Despite being one of the brand’s pioneering dive watches, the series doesn’t really have a model name, but for the sake of this article, let’s call them the TAG Heuer Deep Dive series.

The Deep Dive was part of the Heuer and TAG Heuer range for around 10 years (1982-1992), and along with the Super Professional is the most collectible TH watch from this era. While the majority of the Deep Dive watches are quartz-powered, there are two Automatic versions that sit at the top of the range in terms of rarity, the most special of which is the TAG Heuer Spirotechnique.

But the Deep Dive did not die out when it was discontinued by TAG Heuer around 1992/3- it had a second life as the Auricoste Spirotechnique, which was available directly from Auricoste until around 2008. Little is known about the connection between TAG Heuer, Spirotechnique and Auricoste, but having spoken with Auricoste, we can now shed some light on how these three companies came together.

And just when you thought that the Deep Dive had finally been retired comes the news that there is a Spirotechnique re-edition on the way- the first TAG Heuer re-edition not made by TAG Heuer…

The Early Days- Heuer 1000m

The Heuer 1000m Diver (Ref. 980.023N/L) was launched in 1982- the same year as the 2000-Series. While the watch shared its dial and hands with the regular 1000 Series family, the 1000m Diver is distinguished by a thicker, heavy-duty 41.5mm stainless steel case and a recessed crown that sits at 4 o’clock.

While the regular 1000 series was rated to depths of 200m, the Professional diver was rated to 1000m.

It’s common to talk about the Heuer 1000m as being an “over-sized” diving watch, which is true if you compare it to a 1000 Series from the same era.
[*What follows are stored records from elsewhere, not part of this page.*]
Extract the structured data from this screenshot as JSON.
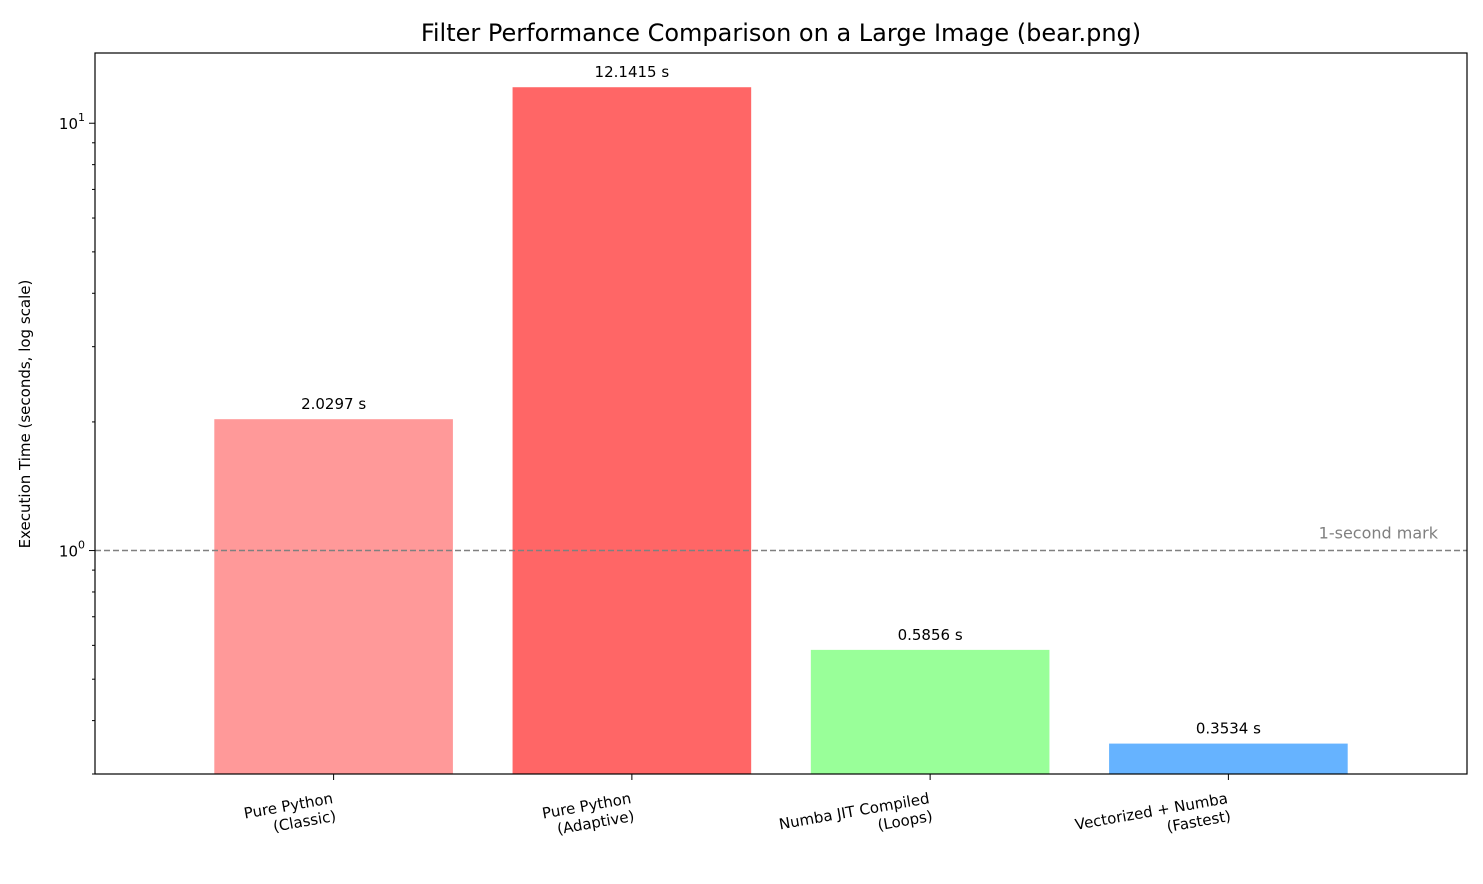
{
  "chart_data": {
    "type": "bar",
    "title": "Filter Performance Comparison on a Large Image (bear.png)",
    "xlabel": "",
    "ylabel": "Execution Time (seconds, log scale)",
    "yscale": "log",
    "ylim": [
      0.3,
      14.6
    ],
    "categories": [
      [
        "Pure Python",
        "(Classic)"
      ],
      [
        "Pure Python",
        "(Adaptive)"
      ],
      [
        "Numba JIT Compiled",
        "(Loops)"
      ],
      [
        "Vectorized + Numba",
        "(Fastest)"
      ]
    ],
    "values": [
      2.0297,
      12.1415,
      0.5856,
      0.3534
    ],
    "value_labels": [
      "2.0297 s",
      "12.1415 s",
      "0.5856 s",
      "0.3534 s"
    ],
    "colors": [
      "#ff9999",
      "#ff6666",
      "#99ff99",
      "#66b3ff"
    ],
    "major_ticks": [
      {
        "value": 1,
        "base": "10",
        "exp": "0"
      },
      {
        "value": 10,
        "base": "10",
        "exp": "1"
      }
    ],
    "reference_line": {
      "value": 1,
      "label": "1-second mark",
      "color": "#808080"
    },
    "grid": false,
    "legend": "none"
  }
}
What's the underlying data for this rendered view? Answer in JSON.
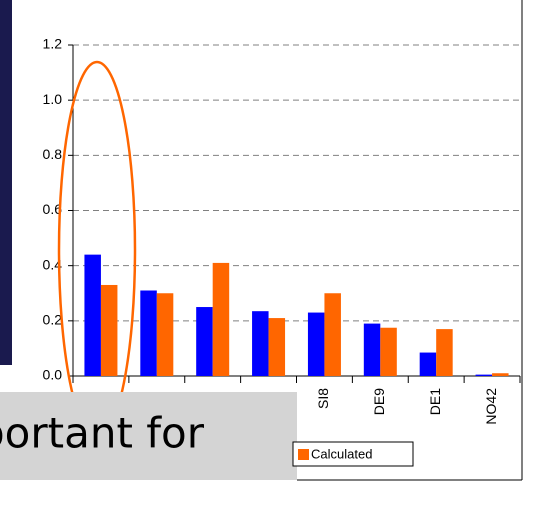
{
  "chart_data": {
    "type": "bar",
    "categories": [
      null,
      null,
      null,
      null,
      "SI8",
      "DE9",
      "DE1",
      "NO42"
    ],
    "series": [
      {
        "name": null,
        "color": "#0000ff",
        "values": [
          0.44,
          0.31,
          0.25,
          0.235,
          0.23,
          0.19,
          0.085,
          0.005
        ]
      },
      {
        "name": "Calculated",
        "color": "#ff6600",
        "values": [
          0.33,
          0.3,
          0.41,
          0.21,
          0.3,
          0.175,
          0.17,
          0.01
        ]
      }
    ],
    "ylim": [
      0,
      1.2
    ],
    "yticks": [
      {
        "value": 0,
        "label": "0.0"
      },
      0.2,
      0.4,
      0.6,
      0.8,
      {
        "value": 1,
        "label": "1.0"
      },
      1.2
    ],
    "grid": true,
    "annotation": "portant for"
  }
}
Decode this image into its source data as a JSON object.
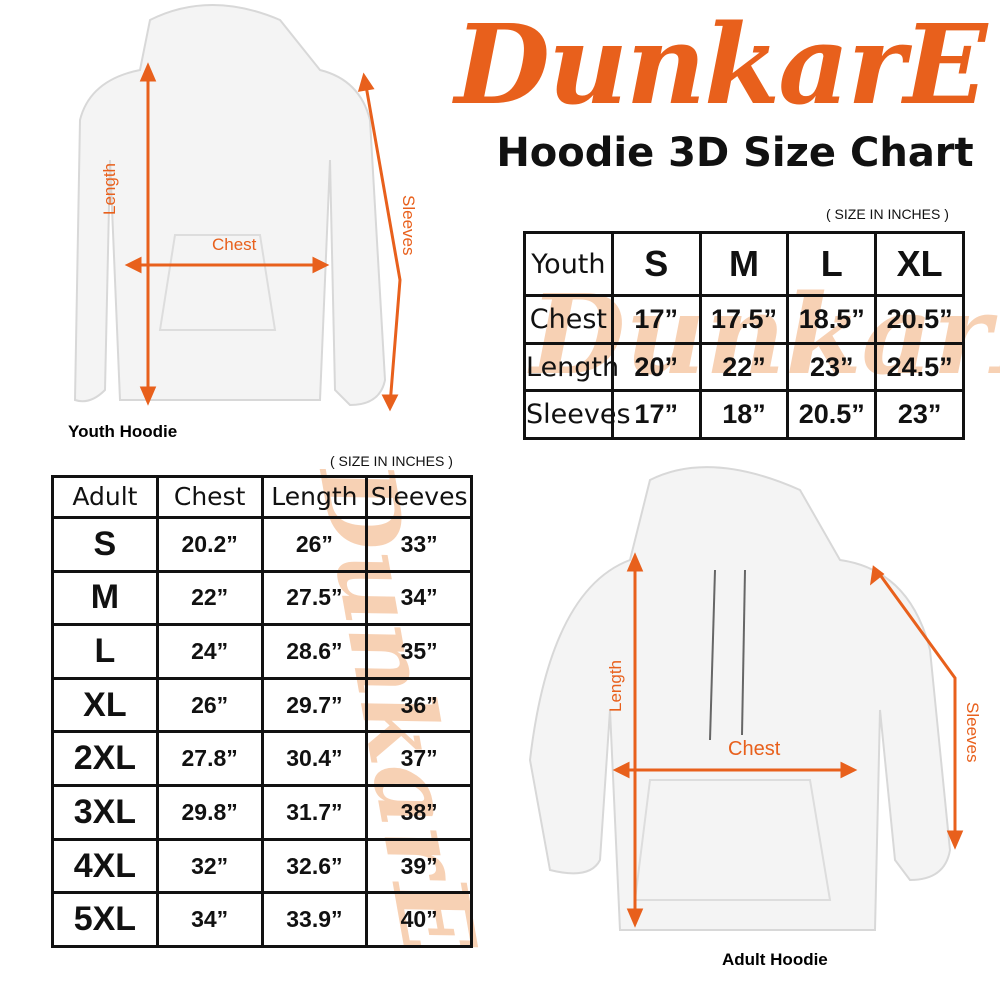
{
  "brand": {
    "logo_text": "DunkarE",
    "color": "#e8601c"
  },
  "title": "Hoodie 3D Size Chart",
  "youth": {
    "caption": "Youth Hoodie",
    "note": "( SIZE IN INCHES )",
    "measure_labels": {
      "length": "Length",
      "chest": "Chest",
      "sleeves": "Sleeves"
    },
    "header": [
      "Youth",
      "S",
      "M",
      "L",
      "XL"
    ],
    "rows": [
      [
        "Chest",
        "17”",
        "17.5”",
        "18.5”",
        "20.5”"
      ],
      [
        "Length",
        "20”",
        "22”",
        "23”",
        "24.5”"
      ],
      [
        "Sleeves",
        "17”",
        "18”",
        "20.5”",
        "23”"
      ]
    ]
  },
  "adult": {
    "caption": "Adult Hoodie",
    "note": "( SIZE IN INCHES )",
    "measure_labels": {
      "length": "Length",
      "chest": "Chest",
      "sleeves": "Sleeves"
    },
    "header": [
      "Adult",
      "Chest",
      "Length",
      "Sleeves"
    ],
    "rows": [
      [
        "S",
        "20.2”",
        "26”",
        "33”"
      ],
      [
        "M",
        "22”",
        "27.5”",
        "34”"
      ],
      [
        "L",
        "24”",
        "28.6”",
        "35”"
      ],
      [
        "XL",
        "26”",
        "29.7”",
        "36”"
      ],
      [
        "2XL",
        "27.8”",
        "30.4”",
        "37”"
      ],
      [
        "3XL",
        "29.8”",
        "31.7”",
        "38”"
      ],
      [
        "4XL",
        "32”",
        "32.6”",
        "39”"
      ],
      [
        "5XL",
        "34”",
        "33.9”",
        "40”"
      ]
    ]
  }
}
However when placed alongside the current Aquaracer 500m Chronograph, you can see how much watch sizes have changed over time.
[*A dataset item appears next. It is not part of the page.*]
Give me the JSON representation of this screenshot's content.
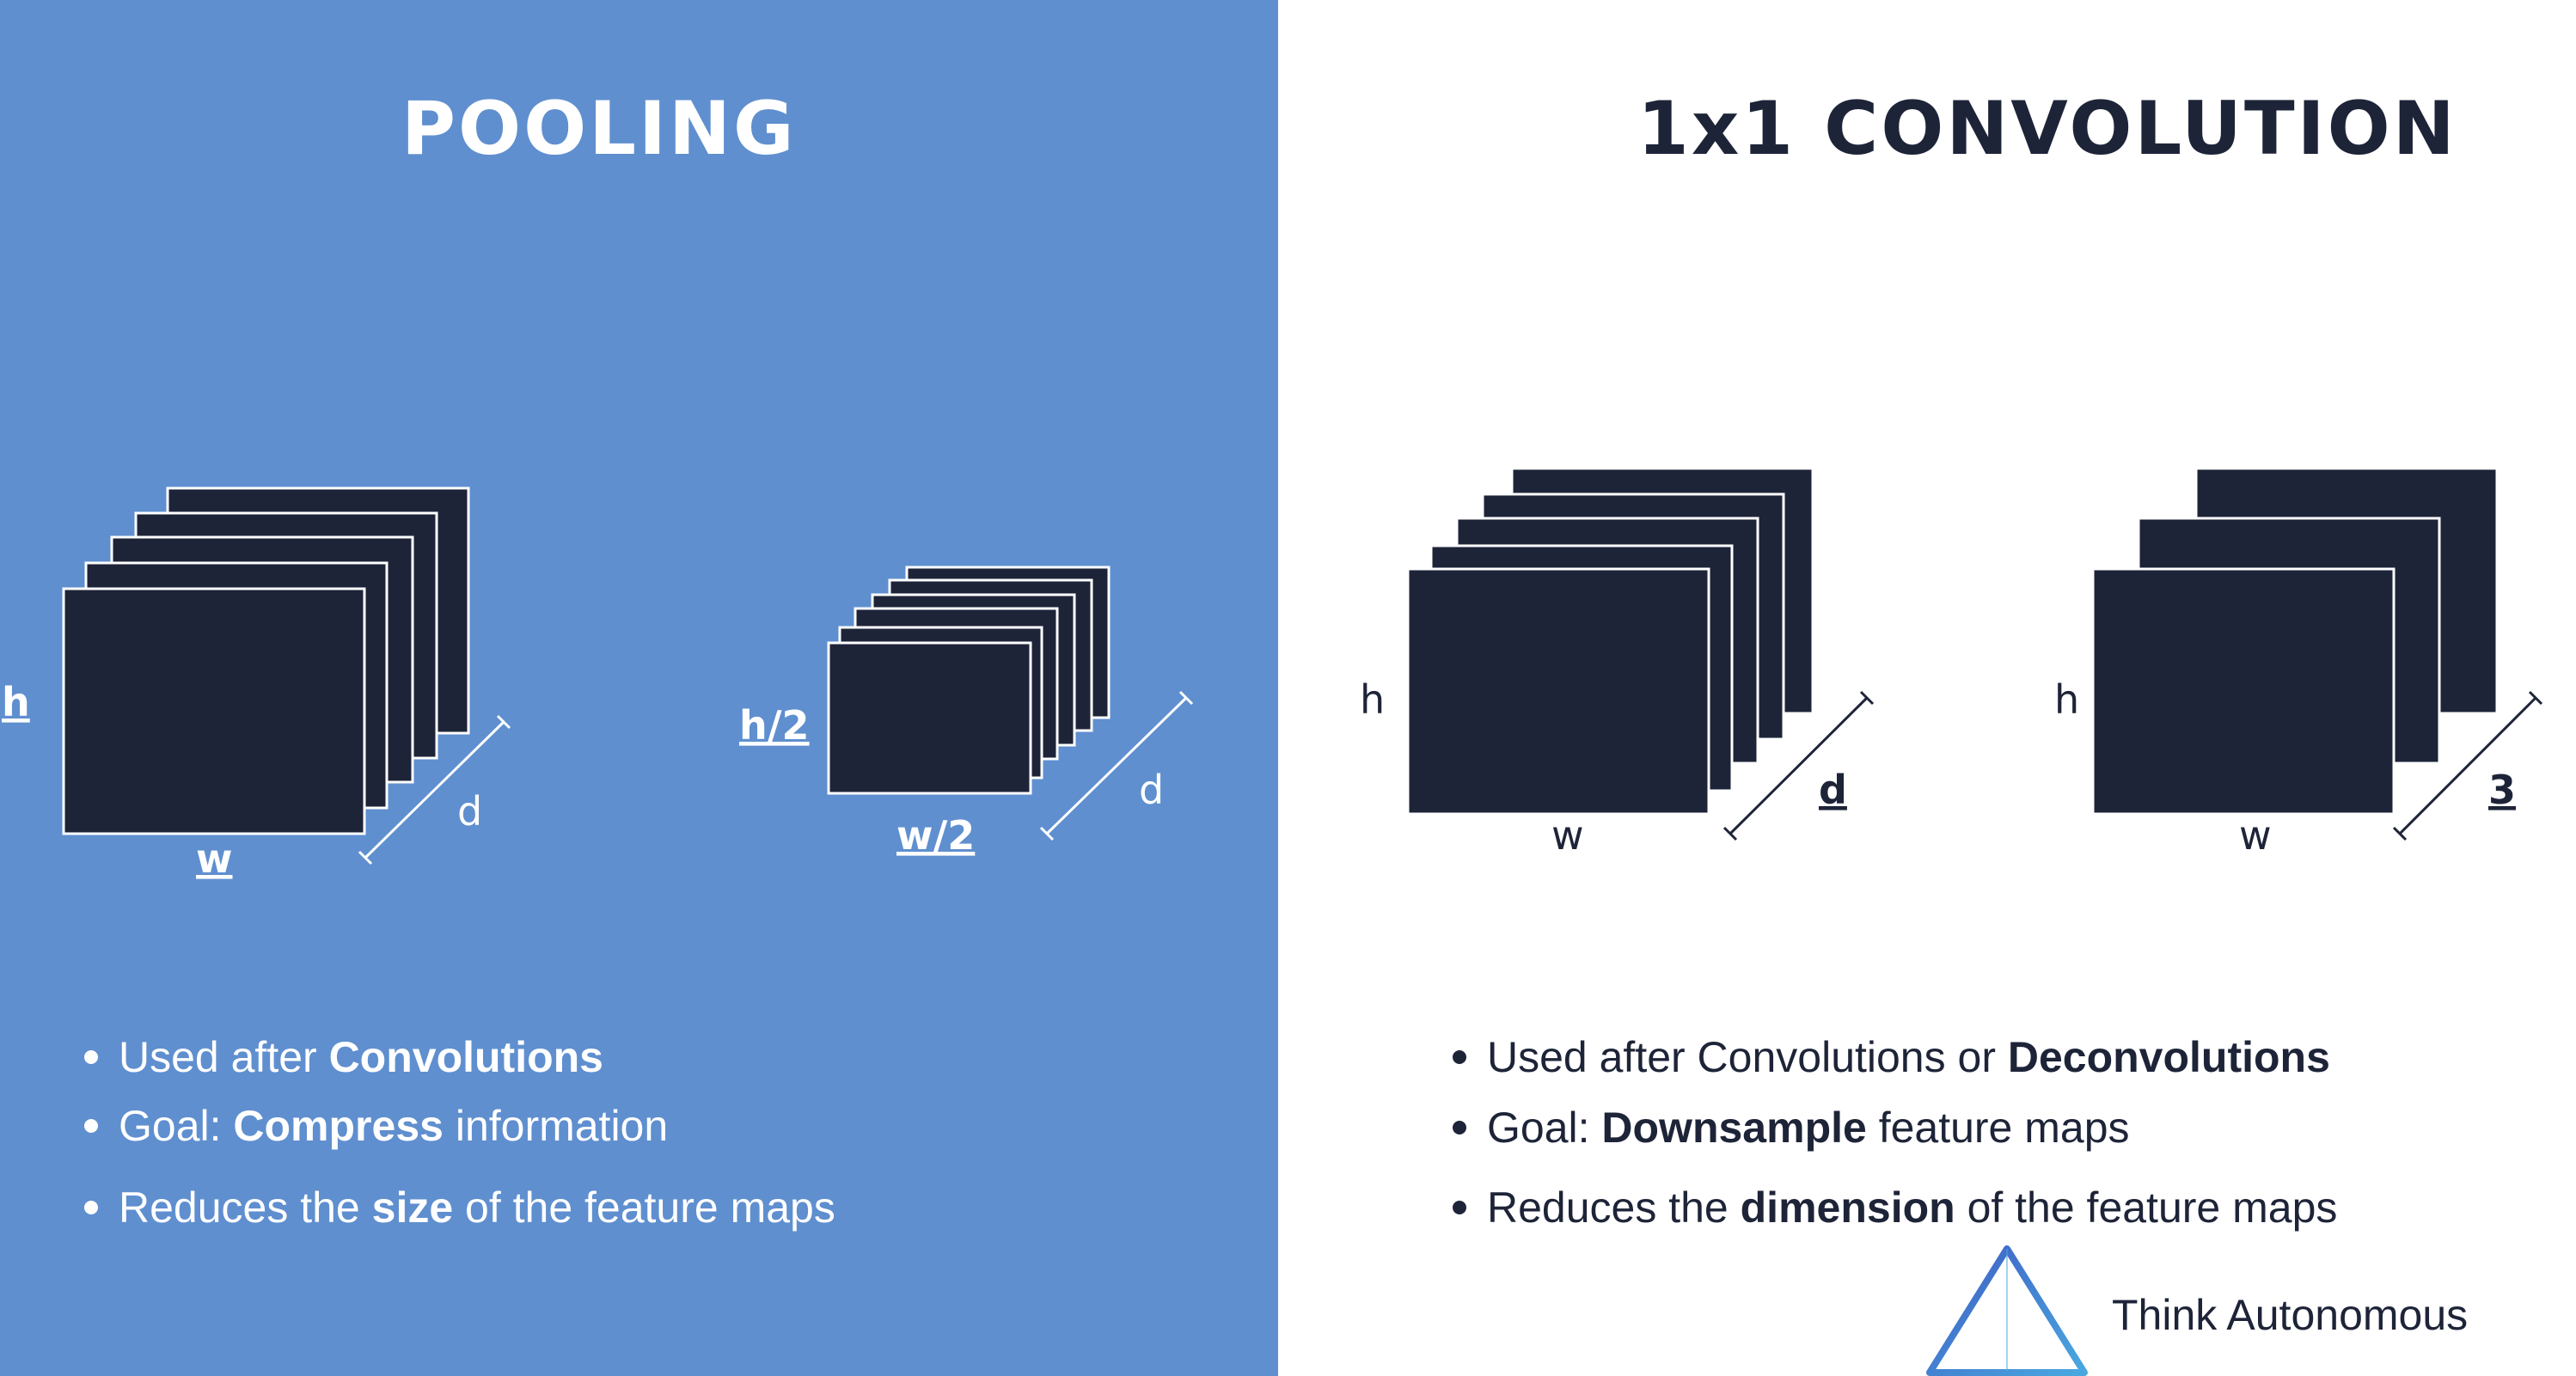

The design of the Heuer 1000m was similar to the template established by Squale in the 1970s, as seen on this Squale Spirotechnique watch (don’t worry- we’ll get to Spirotechnique later)- you can see from the position of the crown and bezel design where Heuer’s designers got their inspiration.

Squale Spirotechnique

Photo from http://wusmob.com/wus/newest362432/

While the Squale cases were made by Von Buren and featured a domed crystal, the Heuer case was made by M.R.P SA (who made many of Heuer’s and TAG Heuer’s cases during this period) and featured a flat mineral crystal.

M.R.P SA also made cases for other brands, such as Dodane and Sinn. Both of these brands shared an identical dive watch with a very similar case and bezel design to the Heuer, but with a different dial. Both of these watches used Automatic movements and a slimmer case than the original Heuer, meaning they were only rated to a depth of 200m.

Dodane Deep Diver

Photo by Milwatch(http://forumamontres.forumactif.com/forum-general-de-discussions-horlogeres-f1/dodane-armee-anglaise-t9027.htm#76238)
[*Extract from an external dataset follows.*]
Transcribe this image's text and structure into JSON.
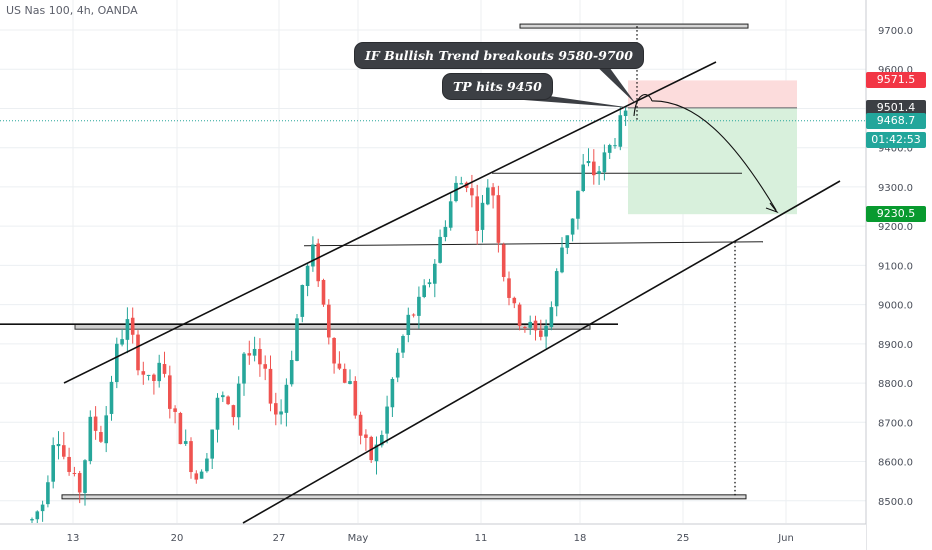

While these cases are not interchangeable with the TAG Heuer versions, they are very close in terms of design.

Sinn 801

Photo by A: Genghis (http://www.mwrforum.net/forums/showthread.php?p=73661)

While some of the Heuer 980.023 casebacks have an engraved Heuer logo, the early watches had no logo at all, and are simply marked with the Reference number and depth rating.